A couple of nights ago, I stayed up late watching Wimbledon (2004, Paul Bettany/Kirsten Dunst) to get myself ready for Wimbledon (2011, Roger Federer/Rafa Nadal). Wimbledon is a romantic comedy about two professional tennis players, named something like Charming O'English and Spunky McAdorable,1 who fall in love while all around them people eat cucumber sandwiches and repeatedly say the word "fortnight."2 Wimbledon is also unique among romantic comedies, and works of narrative fiction overall, in that it offers essentially no conflict. Charming and American meet cute,3 like each other from the start, and spend most of the movie uncomplicatedly enjoying each other's company, with just a little pushback from, you know, tennis and the paparazzi and American's ultimately pretty-wise-and-unmanipulative tennis dad, played by Cardinal Thomas Wolsey.
The message of Wimbledon seems to be that if you're the star, it doesn't take much conflict to pass an enjoyable two hours, and in that sense, Roger Federer's first-round win over Mikhail Kukushkin on Tuesday was the Wimbledon of Wimbledon matches.4 Kukushkin put up a little resistance early, but went down easy in the first-set tiebreak, and then watched Federer roll to an increasingly pleasant and drama-free victory. Here's a representative moment: In the second set, leading 3-2 and with a break already in hand, Federer rips a backhand to Kukushkin's ad corner. Kukushkin returns it all the way across the diagonal length of the court — a good shot, but one that leaves him way out of position. While he scampers to the right, trying to get to someplace where he can conceivably parry whatever Federer will send back, Federer pauses, lets the ball hang in the air for what feels like 10,000 seconds, then — Kukushkin now having scurried too far to the right — murders him with a soft, soft backhand to the exact same ad-corner spot where his last shot had landed. Four-two in the second, en route to 7-6(2), 6-4, 6-2. It was that kind of match.
Obviously Federer, an all-time great whose best surface is grass, was always a good bet to clean out Kukushkin, a 23-year-old Kazakh whose best surface is the lightless obscurity from whence he sprang. Early-round Wimbledon matches tend to be cake for the top players anyway,5 so if you're watching at home, you look for whatever bright spots you can find. Easily the most magnificent thing about Federer-Kukushkin was the word "Kukushkin" itself, which, with its ample vowels, its trippy k's, and its long, refreshing shhhh, is delightful to type, hear, and say. During some of the late rallies, I jotted down notes such as It sounds like a pig being thrown off the side of a cruise ship and It sounds like the devil cracking a 7-Up in hell. Not to get too far off-topic, but in real life, there are only three things a person is likely to say after hearing the sound "Kukushkin":
- 1. "Luca Brasi sleeps with the fishes."
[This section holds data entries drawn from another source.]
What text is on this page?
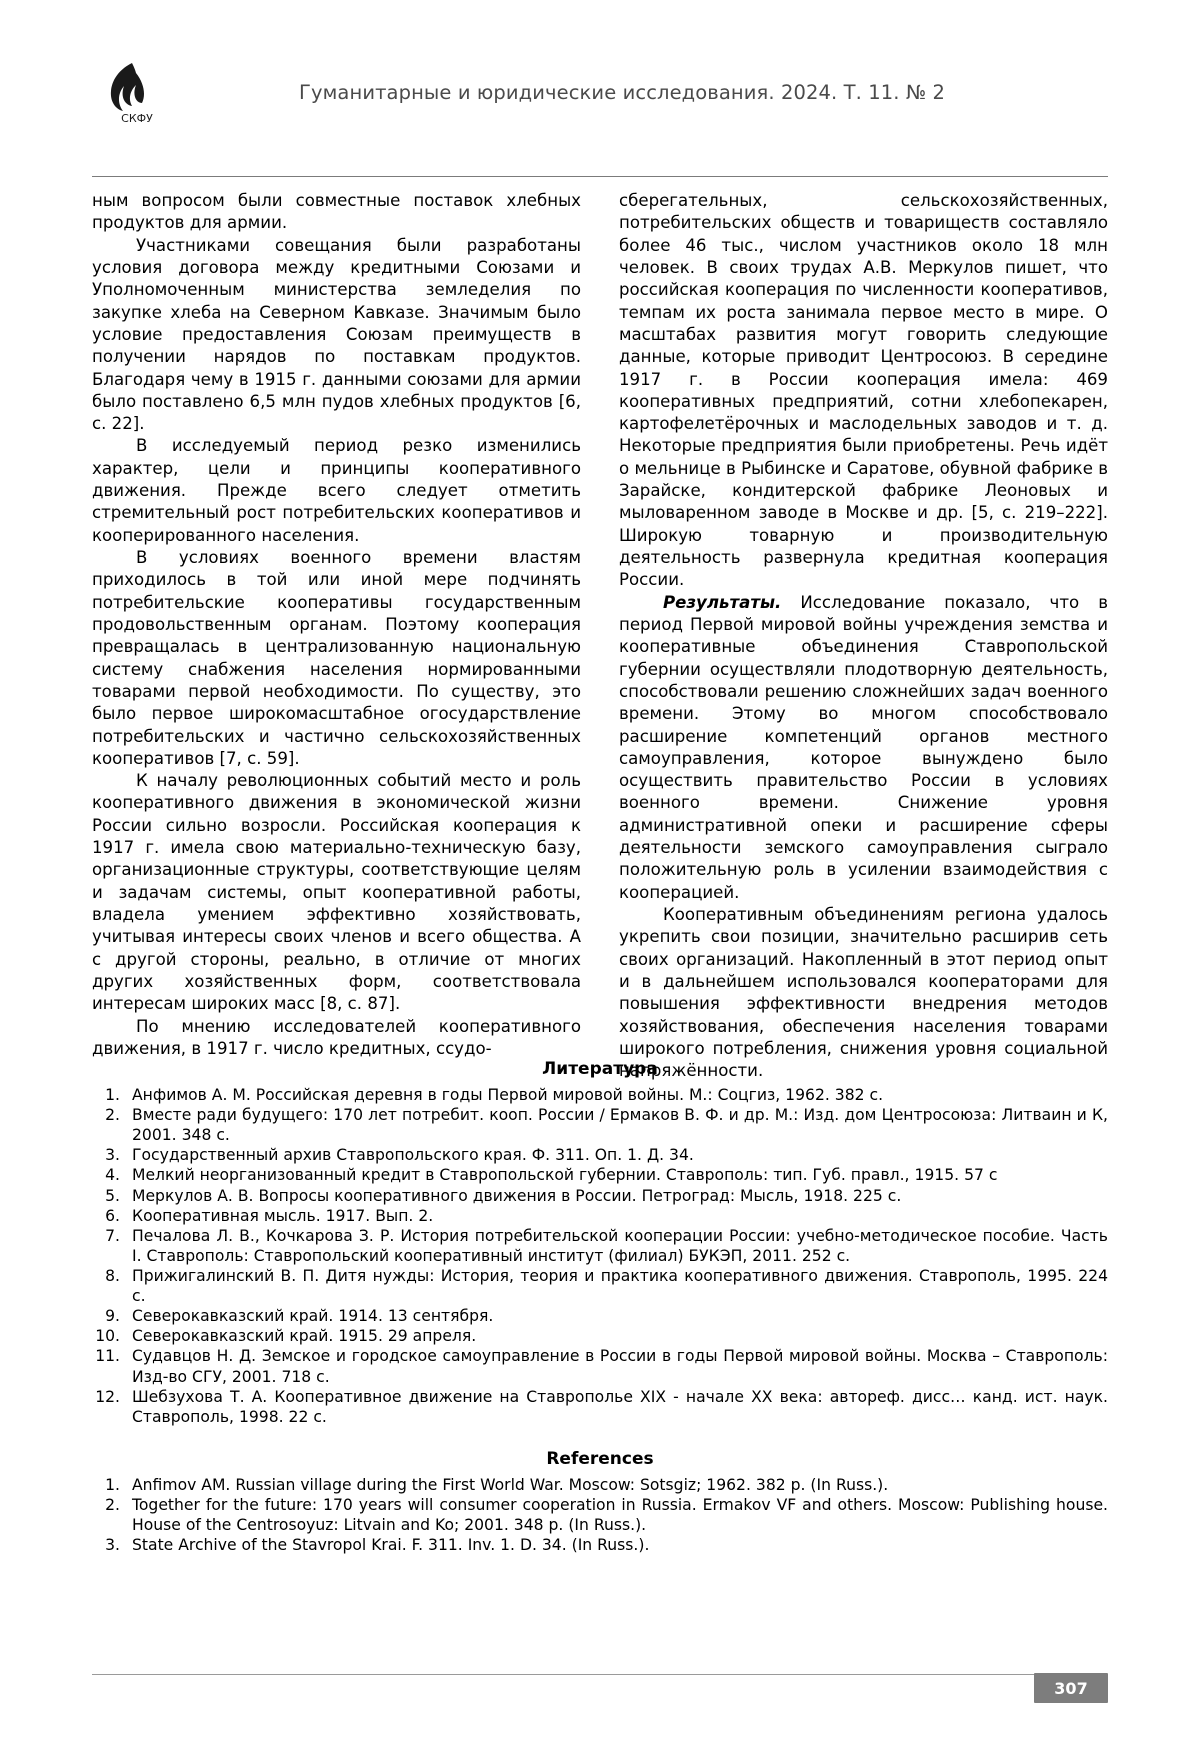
СКФУ
Гуманитарные и юридические исследования. 2024. Т. 11. № 2

ным вопросом были совместные поставок хлебных продуктов для армии.

Участниками совещания были разработаны условия договора между кредитными Союзами и Уполномоченным министерства земледелия по закупке хлеба на Северном Кавказе. Значимым было условие предоставления Союзам преимуществ в получении нарядов по поставкам продуктов. Благодаря чему в 1915 г. данными союзами для армии было поставлено 6,5 млн пудов хлебных продуктов [6, с. 22].

В исследуемый период резко изменились характер, цели и принципы кооперативного движения. Прежде всего следует отметить стремительный рост потребительских кооперативов и кооперированного населения.

В условиях военного времени властям приходилось в той или иной мере подчинять потребительские кооперативы государственным продовольственным органам. Поэтому кооперация превращалась в централизованную национальную систему снабжения населения нормированными товарами первой необходимости. По существу, это было первое широкомасштабное огосударствление потребительских и частично сельскохозяйственных кооперативов [7, с. 59].

К началу революционных событий место и роль кооперативного движения в экономической жизни России сильно возросли. Российская кооперация к 1917 г. имела свою материально-техническую базу, организационные структуры, соответствующие целям и задачам системы, опыт кооперативной работы, владела умением эффективно хозяйствовать, учитывая интересы своих членов и всего общества. А с другой стороны, реально, в отличие от многих других хозяйственных форм, соответствовала интересам широких масс [8, с. 87].

По мнению исследователей кооперативного движения, в 1917 г. число кредитных, ссудо-

сберегательных, сельскохозяйственных, потребительских обществ и товариществ составляло более 46 тыс., числом участников около 18 млн человек. В своих трудах А.В. Меркулов пишет, что российская кооперация по численности кооперативов, темпам их роста занимала первое место в мире. О масштабах развития могут говорить следующие данные, которые приводит Центросоюз. В середине 1917 г. в России кооперация имела: 469 кооперативных предприятий, сотни хлебопекарен, картофелетёрочных и маслодельных заводов и т. д. Некоторые предприятия были приобретены. Речь идёт о мельнице в Рыбинске и Саратове, обувной фабрике в Зарайске, кондитерской фабрике Леоновых и мыловаренном заводе в Москве и др. [5, с. 219–222]. Широкую товарную и производительную деятельность развернула кредитная кооперация России.

Результаты. Исследование показало, что в период Первой мировой войны учреждения земства и кооперативные объединения Ставропольской губернии осуществляли плодотворную деятельность, способствовали решению сложнейших задач военного времени. Этому во многом способствовало расширение компетенций органов местного самоуправления, которое вынуждено было осуществить правительство России в условиях военного времени. Снижение уровня административной опеки и расширение сферы деятельности земского самоуправления сыграло положительную роль в усилении взаимодействия с кооперацией.

Кооперативным объединениям региона удалось укрепить свои позиции, значительно расширив сеть своих организаций. Накопленный в этот период опыт и в дальнейшем использовался кооператорами для повышения эффективности внедрения методов хозяйствования, обеспечения населения товарами широкого потребления, снижения уровня социальной напряжённости.

Литература
1. Анфимов А. М. Российская деревня в годы Первой мировой войны. М.: Соцгиз, 1962. 382 с.
2. Вместе ради будущего: 170 лет потребит. кооп. России / Ермаков В. Ф. и др. М.: Изд. дом Центросоюза: Литваин и К, 2001. 348 с.
3. Государственный архив Ставропольского края. Ф. 311. Оп. 1. Д. 34.
4. Мелкий неорганизованный кредит в Ставропольской губернии. Ставрополь: тип. Губ. правл., 1915. 57 с
5. Меркулов А. В. Вопросы кооперативного движения в России. Петроград: Мысль, 1918. 225 с.
6. Кооперативная мысль. 1917. Вып. 2.
7. Печалова Л. В., Кочкарова З. Р. История потребительской кооперации России: учебно-методическое пособие. Часть I. Ставрополь: Ставропольский кооперативный институт (филиал) БУКЭП, 2011. 252 с.
8. Прижигалинский В. П. Дитя нужды: История, теория и практика кооперативного движения. Ставрополь, 1995. 224 с.
9. Северокавказский край. 1914. 13 сентября.
10. Северокавказский край. 1915. 29 апреля.
11. Судавцов Н. Д. Земское и городское самоуправление в России в годы Первой мировой войны. Москва – Ставрополь: Изд-во СГУ, 2001. 718 с.
12. Шебзухова Т. А. Кооперативное движение на Ставрополье XIX - начале XX века: автореф. дисс… канд. ист. наук. Ставрополь, 1998. 22 с.
References
1. Anfimov AM. Russian village during the First World War. Moscow: Sotsgiz; 1962. 382 p. (In Russ.).
2. Together for the future: 170 years will consumer cooperation in Russia. Ermakov VF and others. Moscow: Publishing house. House of the Centrosoyuz: Litvain and Ko; 2001. 348 p. (In Russ.).
3. State Archive of the Stavropol Krai. F. 311. Inv. 1. D. 34. (In Russ.).
307
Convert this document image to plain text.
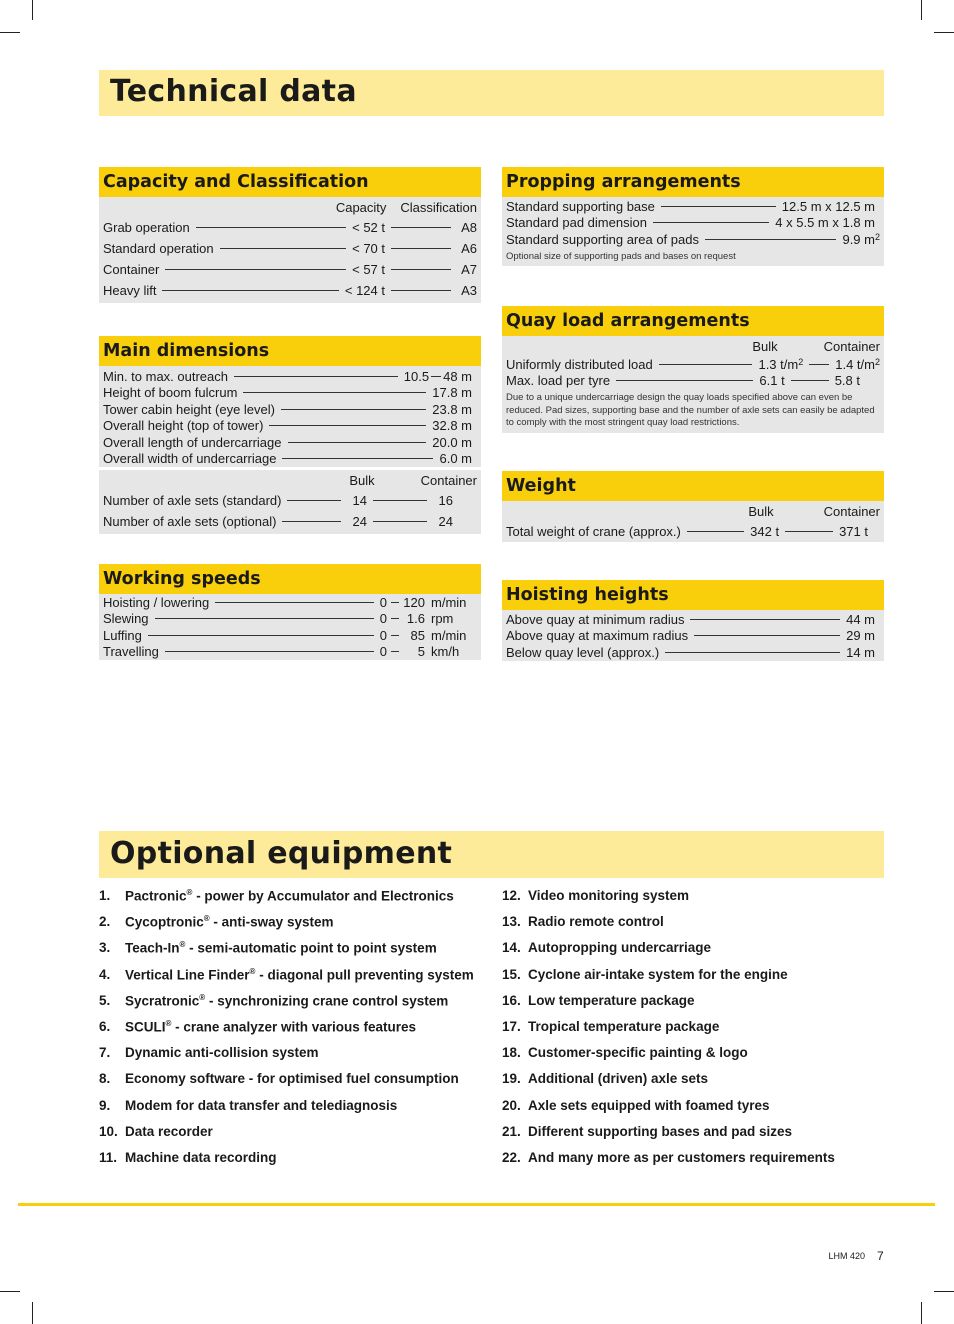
Technical data
Capacity and Classification
Capacity Classification
Grab operation	< 52 t	A8
Standard operation	< 70 t	A6
Container	< 57 t	A7
Heavy lift	< 124 t	A3
Main dimensions
Min. to max. outreach	10.5 48 m
Height of boom fulcrum	17.8 m
Tower cabin height (eye level)	23.8 m
Overall height (top of tower)	32.8 m
Overall length of undercarriage	20.0 m
Overall width of undercarriage	6.0 m
Bulk	Container
Number of axle sets (standard)	14	16
Number of axle sets (optional)	24	24
Working speeds
Hoisting / lowering	0 120 m/min
Slewing	0	1.6 rpm
Luffing	0	85 m/min
Travelling	0	5 km/h
Propping arrangements
Standard supporting base	12.5 m x 12.5 m
Standard pad dimension	4 x 5.5 m x 1.8 m
Standard supporting area of pads	9.9 $m^2$
Optional size of supporting pads and bases on request
Quay load arrangements
Bulk	Container
Uniformly distributed load	1.3 $t/m^2$ 1.4 $t/m^2$
Max. load per tyre	6.1 t	5.8 t
Due to a unique undercarriage design the quay loads specified above can even be reduced. Pad sizes, supporting base and the number of axle sets can easily be adapted to comply with the most stringent quay load restrictions.
Weight
Bulk	Container
Total weight of crane (approx.)	342 t	371 t
Hoisting heights
Above quay at minimum radius	44 m
Above quay at maximum radius	29 m
Below quay level (approx.)	14 m
Optional equipment
1.	Pactronic® - power by Accumulator and Electronics
2.	Cycoptronic® - anti-sway system
3.	Teach-In® - semi-automatic point to point system
4.	Vertical Line Finder® - diagonal pull preventing system
5.	Sycratronic® - synchronizing crane control system
6.	SCULI® - crane analyzer with various features
7.	Dynamic anti-collision system
8.	Economy software - for optimised fuel consumption
9.	Modem for data transfer and telediagnosis
10. Data recorder
11. Machine data recording
12. Video monitoring system
13. Radio remote control
14. Autopropping undercarriage
15. Cyclone air-intake system for the engine
16. Low temperature package
17. Tropical temperature package
18. Customer-specific painting & logo
19. Additional (driven) axle sets
20. Axle sets equipped with foamed tyres
21. Different supporting bases and pad sizes
22. And many more as per customers requirements
LHM 420 7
- 2. "Somebody throw Harvey Weinstein a life preserver!"
- 3. "Brgrgrgrgrgqqqqqqqqplxxx."6
So that was enough to keep me happy.7 And it didn't rain. As far as Very Significant Storylines go, though, unless you're a Williams sister, you're going to have to wait a couple of rounds before we're likely to hit dramatic, or even plausible romantic-comedic territory. Sometimes winning a tennis match is a little like paying off college loans — when you get close to the end, it's easy to make the extra push8 you need to finish the job, but when you're down two sets and a break or staring at 10 years of payments, it's harder to give more than the cautious minimum. In the early rounds, the top players are essentially starting with that late-game feeling that they've got two payments left and can find the money any time. Their opponents can't believe they've just borrowed a hundred grand and didn't even get a boat.9
Wimbledon starts soft and (unlike Wimbledon) gets louder as it goes on. But for now, Kukushkin goes back to practice, or Kazakhstan, or the ambient soundtrack of Coke commercials, while Federer moves on to play 55th-ranked French lefty Adrian Mannarino, as simple as falling in love with the person the script says you're in love with.